I’ve been thinking a lot lately. It’s probably why I haven’t blogged. I’ve had tons of thoughts rolling back in forth inside my mind about creativity, about learning, and about making. I think it’s awesome that schools are revamping lab spaces and making unique learning environments, but it all leaves me thinking, what’s next for all these spaces and all this equipment pouring it’s way into empty rooms throughout the country… and world?
Kids are becoming fluent with technology skills. Software changes on a daily basis means knowing “how to use” a particular tool is more about fluency than that tool. Teach them skills such as import, export, what a .jpeg is, copy and paste, dragging and dropping and many programs can become second nature to them. Kids will ALWAYS need the instruction – it matters. But, the time spent on it? It’s changing. It’s a great thing, empowering even. It will open the door to much more past technology skills and makerspaces…

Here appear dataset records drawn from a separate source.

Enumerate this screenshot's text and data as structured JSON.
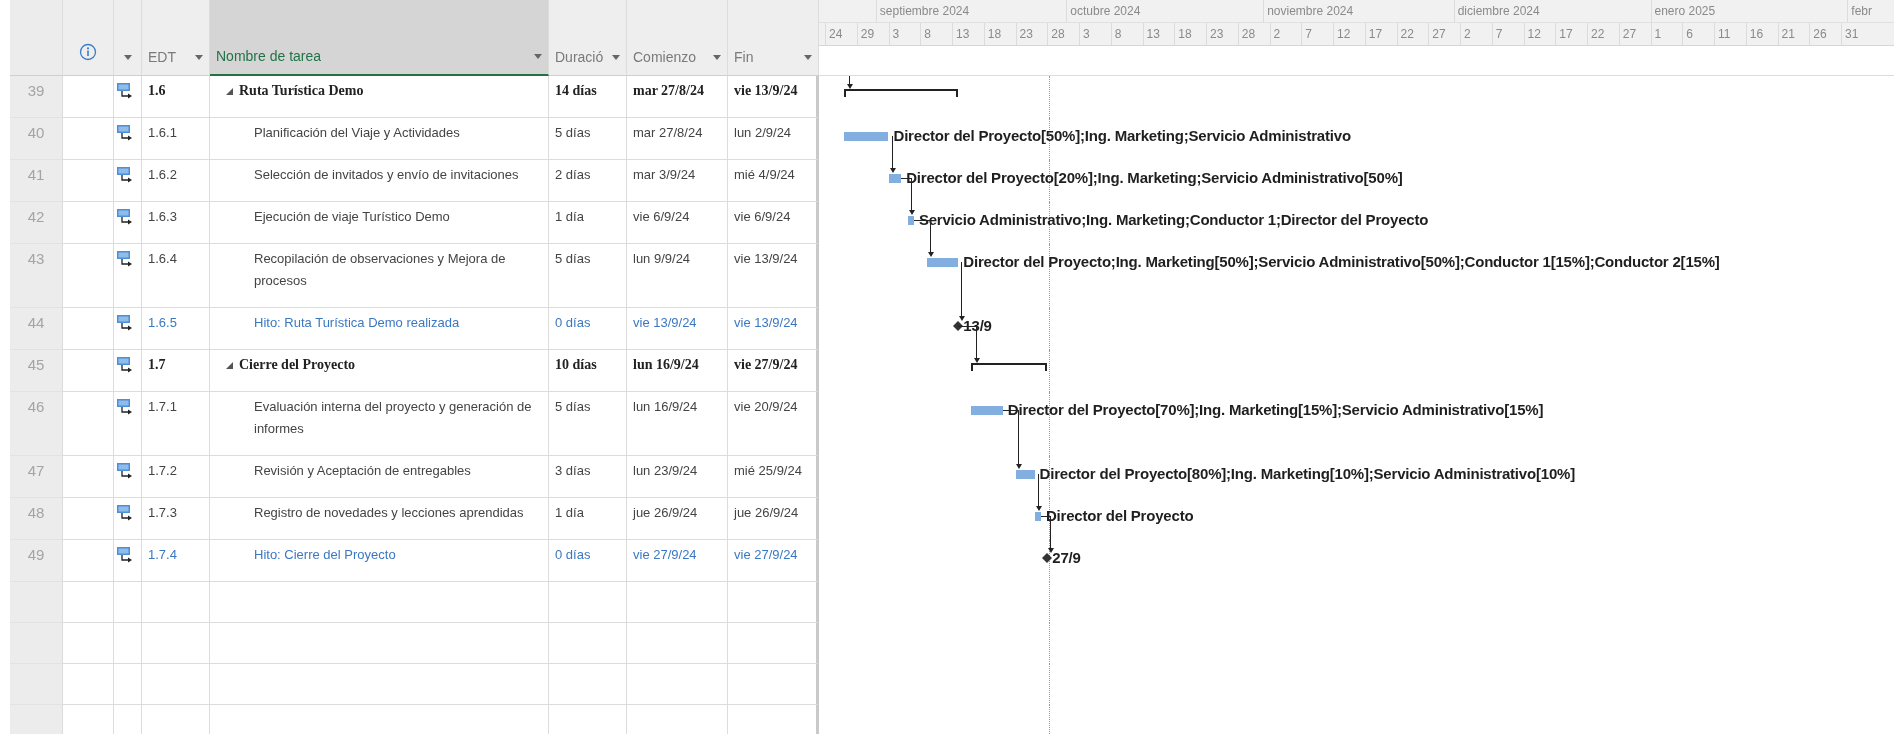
{
  "table": {
    "columns": [
      {
        "label": "EDT",
        "selected": false
      },
      {
        "label": "Nombre de tarea",
        "selected": true
      },
      {
        "label": "Duració",
        "selected": false
      },
      {
        "label": "Comienzo",
        "selected": false
      },
      {
        "label": "Fin",
        "selected": false
      }
    ],
    "rows": [
      {
        "row_number": "39",
        "wbs": "1.6",
        "name": "Ruta Turística Demo",
        "duration": "14 días",
        "start": "mar 27/8/24",
        "finish": "vie 13/9/24",
        "kind": "summary",
        "expanded": true,
        "children": [
          {
            "row_number": "40",
            "wbs": "1.6.1",
            "name": "Planificación del Viaje y Actividades",
            "duration": "5 días",
            "start": "mar 27/8/24",
            "finish": "lun 2/9/24",
            "kind": "task",
            "bar_label": "Director del Proyecto[50%];Ing. Marketing;Servicio Administrativo"
          },
          {
            "row_number": "41",
            "wbs": "1.6.2",
            "name": "Selección de invitados y envío de invitaciones",
            "duration": "2 días",
            "start": "mar 3/9/24",
            "finish": "mié 4/9/24",
            "kind": "task",
            "bar_label": "Director del Proyecto[20%];Ing. Marketing;Servicio Administrativo[50%]"
          },
          {
            "row_number": "42",
            "wbs": "1.6.3",
            "name": "Ejecución de viaje Turístico Demo",
            "duration": "1 día",
            "start": "vie 6/9/24",
            "finish": "vie 6/9/24",
            "kind": "task",
            "bar_label": "Servicio Administrativo;Ing. Marketing;Conductor 1;Director del Proyecto"
          },
          {
            "row_number": "43",
            "wbs": "1.6.4",
            "name": "Recopilación de observaciones y Mejora de procesos",
            "duration": "5 días",
            "start": "lun 9/9/24",
            "finish": "vie 13/9/24",
            "kind": "task",
            "bar_label": "Director del Proyecto;Ing. Marketing[50%];Servicio Administrativo[50%];Conductor 1[15%];Conductor 2[15%]"
          },
          {
            "row_number": "44",
            "wbs": "1.6.5",
            "name": "Hito: Ruta Turística Demo realizada",
            "duration": "0 días",
            "start": "vie 13/9/24",
            "finish": "vie 13/9/24",
            "kind": "milestone",
            "bar_label": "13/9"
          }
        ]
      },
      {
        "row_number": "45",
        "wbs": "1.7",
        "name": "Cierre del Proyecto",
        "duration": "10 días",
        "start": "lun 16/9/24",
        "finish": "vie 27/9/24",
        "kind": "summary",
        "expanded": true,
        "children": [
          {
            "row_number": "46",
            "wbs": "1.7.1",
            "name": "Evaluación interna del proyecto y generación de informes",
            "duration": "5 días",
            "start": "lun 16/9/24",
            "finish": "vie 20/9/24",
            "kind": "task",
            "bar_label": "Director del Proyecto[70%];Ing. Marketing[15%];Servicio Administrativo[15%]"
          },
          {
            "row_number": "47",
            "wbs": "1.7.2",
            "name": "Revisión y Aceptación de entregables",
            "duration": "3 días",
            "start": "lun 23/9/24",
            "finish": "mié 25/9/24",
            "kind": "task",
            "bar_label": "Director del Proyecto[80%];Ing. Marketing[10%];Servicio Administrativo[10%]"
          },
          {
            "row_number": "48",
            "wbs": "1.7.3",
            "name": "Registro de novedades y lecciones aprendidas",
            "duration": "1 día",
            "start": "jue 26/9/24",
            "finish": "jue 26/9/24",
            "kind": "task",
            "bar_label": "Director del Proyecto"
          },
          {
            "row_number": "49",
            "wbs": "1.7.4",
            "name": "Hito: Cierre del Proyecto",
            "duration": "0 días",
            "start": "vie 27/9/24",
            "finish": "vie 27/9/24",
            "kind": "milestone",
            "bar_label": "27/9"
          }
        ]
      }
    ]
  },
  "timescale": {
    "months": [
      "septiembre 2024",
      "octubre 2024",
      "noviembre 2024",
      "diciembre 2024",
      "enero 2025",
      "febr"
    ],
    "days": [
      "24",
      "29",
      "3",
      "8",
      "13",
      "18",
      "23",
      "28",
      "3",
      "8",
      "13",
      "18",
      "23",
      "28",
      "2",
      "7",
      "12",
      "17",
      "22",
      "27",
      "2",
      "7",
      "12",
      "17",
      "22",
      "27",
      "1",
      "6",
      "11",
      "16",
      "21",
      "26",
      "31"
    ]
  }
}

- Strategies like design thinking and team-building start to matter even more. Providing direction and stirring the learning pot keeps the atmosphere fresh and keeps the thinking vibrant.
- Connection to real human problems means connection to real humans. Empathy is on it’s way into schools through unique learning spaces where learning is about digging deep within ourselves to understand and help others.
- Deeper learning, the kind with raw struggle, becomes the very thing that is necessary with a mix of skills and a need for applying it in the most authentic ways.
- Time becomes even more important. It takes far more time to create and develop an idea than it does to learn a few basic skills of software. Time well spent. But also, time spent differently than many are accustomed to.
- Fake-ification of learning, a term I just absolutely made up to refer to how we provide kids pretend problems about pretend things and insult them with low level thinking across our school campuses in America. It is not enough. It never was. Solving problems about Walt’s apple cart just aren’t the same as BUILDING an apple cart for your school’s garden. One is a simple problem to solve, the other is a problem with no simple answer.
When I feel like things in my head get stagnate, I start looking at other industries. In every industry, no matter what, design encourages digging deeper, thinking more, collaborating at bigger levels… and most of all? It’s about the heart and soul of problem solving. The kind with real struggle. Real problems, real world, real creativity. Beyond the makerspace, and beyond all of our wildest imaginations… the place where kids will lead us. If we are listening.